Under the recommended new distribution model from the working group, which is made up of two lawmakers and seven school district finance leaders, districts classified as rural and small-rural by the state would have a different formula for eligibility and for calculating a match than urban or suburban districts.

Rural districts that are eligible based on existing voter-approved mill levy overrides, and the amount of assessed value in their community, would be topped off by the state to ensure that their override is producing a minimum of $200,000 per year.

The group proposed that the state would first dole out funding to those rural districts — currently, its estimate is that it would cost about $6 million in the first year.

Then the state would distribute the rest of the money that the legislature can appropriate each year to the urban and suburban districts after. For this second tier, the state would calculate eligibility and match amounts using a similar model to the one it already uses, except for one change to the metrics that allows at least one more district, Adams 12, to be eligible for the match.

Unlike for rural and small-rural districts, the proposed calculation for larger districts takes into account a community’s median income.

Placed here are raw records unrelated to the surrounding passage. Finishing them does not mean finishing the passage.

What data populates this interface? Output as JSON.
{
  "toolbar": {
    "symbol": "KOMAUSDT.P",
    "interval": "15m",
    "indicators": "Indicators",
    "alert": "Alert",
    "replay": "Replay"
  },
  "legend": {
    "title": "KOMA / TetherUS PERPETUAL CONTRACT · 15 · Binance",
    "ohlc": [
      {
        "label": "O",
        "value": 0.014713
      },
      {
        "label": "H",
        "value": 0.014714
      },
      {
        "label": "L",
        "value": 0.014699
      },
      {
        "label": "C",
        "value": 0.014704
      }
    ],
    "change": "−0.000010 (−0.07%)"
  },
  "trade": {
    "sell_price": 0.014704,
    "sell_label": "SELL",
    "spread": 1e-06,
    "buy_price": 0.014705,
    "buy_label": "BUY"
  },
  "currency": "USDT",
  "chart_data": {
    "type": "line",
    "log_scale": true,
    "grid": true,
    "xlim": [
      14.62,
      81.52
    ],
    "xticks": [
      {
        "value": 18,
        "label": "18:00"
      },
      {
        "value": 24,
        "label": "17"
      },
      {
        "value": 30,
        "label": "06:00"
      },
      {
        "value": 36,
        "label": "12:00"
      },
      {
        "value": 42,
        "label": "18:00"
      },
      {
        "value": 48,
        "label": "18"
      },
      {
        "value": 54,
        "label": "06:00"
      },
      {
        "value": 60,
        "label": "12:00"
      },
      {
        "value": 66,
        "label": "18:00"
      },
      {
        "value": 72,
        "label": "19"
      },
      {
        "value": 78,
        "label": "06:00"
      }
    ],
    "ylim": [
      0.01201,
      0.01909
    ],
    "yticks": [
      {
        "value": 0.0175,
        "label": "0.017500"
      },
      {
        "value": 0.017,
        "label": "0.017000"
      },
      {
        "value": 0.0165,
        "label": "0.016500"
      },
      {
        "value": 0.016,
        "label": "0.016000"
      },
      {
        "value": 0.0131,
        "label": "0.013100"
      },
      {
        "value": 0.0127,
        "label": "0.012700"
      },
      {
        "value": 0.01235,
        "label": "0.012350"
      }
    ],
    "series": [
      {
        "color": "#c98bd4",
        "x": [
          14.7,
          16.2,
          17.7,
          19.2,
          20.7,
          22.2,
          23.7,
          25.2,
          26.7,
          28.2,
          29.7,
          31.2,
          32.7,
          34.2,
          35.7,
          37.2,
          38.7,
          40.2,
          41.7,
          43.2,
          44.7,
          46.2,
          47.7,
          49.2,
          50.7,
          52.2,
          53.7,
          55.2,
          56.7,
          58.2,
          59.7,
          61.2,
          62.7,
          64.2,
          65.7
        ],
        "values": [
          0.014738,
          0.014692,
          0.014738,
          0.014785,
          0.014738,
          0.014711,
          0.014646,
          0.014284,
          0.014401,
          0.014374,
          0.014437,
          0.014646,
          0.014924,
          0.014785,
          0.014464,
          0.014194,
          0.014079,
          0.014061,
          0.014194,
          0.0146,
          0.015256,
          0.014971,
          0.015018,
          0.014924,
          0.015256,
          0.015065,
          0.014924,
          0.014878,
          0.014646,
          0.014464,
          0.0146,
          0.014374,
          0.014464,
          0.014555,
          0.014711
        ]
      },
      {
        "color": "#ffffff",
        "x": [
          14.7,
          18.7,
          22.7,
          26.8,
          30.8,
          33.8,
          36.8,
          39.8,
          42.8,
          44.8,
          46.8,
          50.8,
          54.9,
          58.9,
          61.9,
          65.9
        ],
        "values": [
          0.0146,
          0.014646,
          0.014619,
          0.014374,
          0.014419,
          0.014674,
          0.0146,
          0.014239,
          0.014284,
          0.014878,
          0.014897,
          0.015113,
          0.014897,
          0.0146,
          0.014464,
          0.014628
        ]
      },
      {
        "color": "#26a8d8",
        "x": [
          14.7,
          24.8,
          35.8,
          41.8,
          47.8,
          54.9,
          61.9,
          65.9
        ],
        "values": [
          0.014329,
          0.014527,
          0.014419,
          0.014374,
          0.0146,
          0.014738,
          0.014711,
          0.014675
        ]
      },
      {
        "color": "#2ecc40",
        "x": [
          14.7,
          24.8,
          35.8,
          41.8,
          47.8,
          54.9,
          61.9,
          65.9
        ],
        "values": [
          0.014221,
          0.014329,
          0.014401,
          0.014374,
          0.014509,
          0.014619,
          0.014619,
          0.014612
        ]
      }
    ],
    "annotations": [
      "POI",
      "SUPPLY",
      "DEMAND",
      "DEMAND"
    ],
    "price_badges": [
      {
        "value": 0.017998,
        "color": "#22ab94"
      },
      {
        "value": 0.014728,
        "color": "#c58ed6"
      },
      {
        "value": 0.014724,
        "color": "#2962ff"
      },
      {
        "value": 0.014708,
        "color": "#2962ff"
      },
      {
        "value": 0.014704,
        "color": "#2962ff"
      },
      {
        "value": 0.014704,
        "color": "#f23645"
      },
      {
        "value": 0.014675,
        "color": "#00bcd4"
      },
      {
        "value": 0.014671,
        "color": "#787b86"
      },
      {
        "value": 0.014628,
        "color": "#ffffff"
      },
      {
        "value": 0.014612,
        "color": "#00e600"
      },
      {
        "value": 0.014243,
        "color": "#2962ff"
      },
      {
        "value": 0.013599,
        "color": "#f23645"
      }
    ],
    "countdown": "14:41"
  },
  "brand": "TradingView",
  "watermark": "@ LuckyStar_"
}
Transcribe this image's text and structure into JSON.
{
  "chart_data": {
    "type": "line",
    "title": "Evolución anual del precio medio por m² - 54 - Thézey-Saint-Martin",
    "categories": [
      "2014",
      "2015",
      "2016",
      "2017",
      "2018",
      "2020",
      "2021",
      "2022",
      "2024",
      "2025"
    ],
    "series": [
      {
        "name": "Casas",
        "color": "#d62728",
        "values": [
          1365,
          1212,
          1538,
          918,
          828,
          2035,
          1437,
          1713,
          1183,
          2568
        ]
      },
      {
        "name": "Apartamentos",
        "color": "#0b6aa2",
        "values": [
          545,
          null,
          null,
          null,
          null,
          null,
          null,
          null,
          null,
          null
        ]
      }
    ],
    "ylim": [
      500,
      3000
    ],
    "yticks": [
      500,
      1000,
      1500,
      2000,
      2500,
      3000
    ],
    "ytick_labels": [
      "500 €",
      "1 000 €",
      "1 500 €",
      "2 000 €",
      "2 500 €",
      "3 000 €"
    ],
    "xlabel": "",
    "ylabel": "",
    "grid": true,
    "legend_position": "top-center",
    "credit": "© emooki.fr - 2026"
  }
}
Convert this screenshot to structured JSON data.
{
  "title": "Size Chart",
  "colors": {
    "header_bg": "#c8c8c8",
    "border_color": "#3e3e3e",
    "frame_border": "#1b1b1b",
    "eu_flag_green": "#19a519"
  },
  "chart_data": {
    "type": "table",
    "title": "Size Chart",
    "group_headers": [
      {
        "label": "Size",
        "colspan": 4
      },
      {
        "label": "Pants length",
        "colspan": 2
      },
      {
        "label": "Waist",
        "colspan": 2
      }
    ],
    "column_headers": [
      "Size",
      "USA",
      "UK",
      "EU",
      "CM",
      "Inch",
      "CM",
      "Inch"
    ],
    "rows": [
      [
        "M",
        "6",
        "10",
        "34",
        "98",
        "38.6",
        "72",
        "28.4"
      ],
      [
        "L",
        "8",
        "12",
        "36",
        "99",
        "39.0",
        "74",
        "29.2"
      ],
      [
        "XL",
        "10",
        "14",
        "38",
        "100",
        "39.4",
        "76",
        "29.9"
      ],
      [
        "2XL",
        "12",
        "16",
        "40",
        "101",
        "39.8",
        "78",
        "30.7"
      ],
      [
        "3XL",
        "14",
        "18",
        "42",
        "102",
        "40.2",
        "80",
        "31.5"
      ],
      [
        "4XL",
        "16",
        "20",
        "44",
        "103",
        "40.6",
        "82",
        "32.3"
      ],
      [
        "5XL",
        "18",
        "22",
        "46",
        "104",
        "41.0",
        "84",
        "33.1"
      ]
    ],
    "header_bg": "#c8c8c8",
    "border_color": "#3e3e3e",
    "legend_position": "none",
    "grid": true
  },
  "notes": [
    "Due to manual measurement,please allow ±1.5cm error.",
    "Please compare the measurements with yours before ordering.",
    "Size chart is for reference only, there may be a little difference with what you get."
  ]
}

For the second group of districts, the state estimates the cost would be about $21.5 million, but could be adjusted down based on what’s left over after rural districts are prioritized.

Having a two-tiered approach “really represents a significant approach of maximizing what we can do with scarce amounts of dollars,” said one group member, Brett Johnson, the chief financial officer for the Aurora school district, who helped come up with the idea.

“No matter what manipulation you’re making to the formula, from my perspective, it was rural and small rural that got the short end of the stick,” he added. “They got significantly lower amounts that sometimes didn’t make sense.”

In one previous year, one district got only about $2,000 in total from the state match program.

One group member said she expected having a minimum state match would help more districts use the program to ask voters to approve new mill levy overrides where they haven’t in the past.

But if that holds true, some group members raised concerns that the cost of the program could quickly rise. To be eligible for a match, a community must first have a mill levy override tax. If more districts are able to convince their voters who have never approved a mill levy override tax before, based on the incentive of the state match, more districts will be eligible for state dollars.

The working group also voted to recommend that the state report a breakdown of how much money is being distributed to school districts from the program so that lawmakers may adjust the program’s formula again in the coming years.

The working group will lay out its recommendations in a final report expected to be published in the next couple of weeks.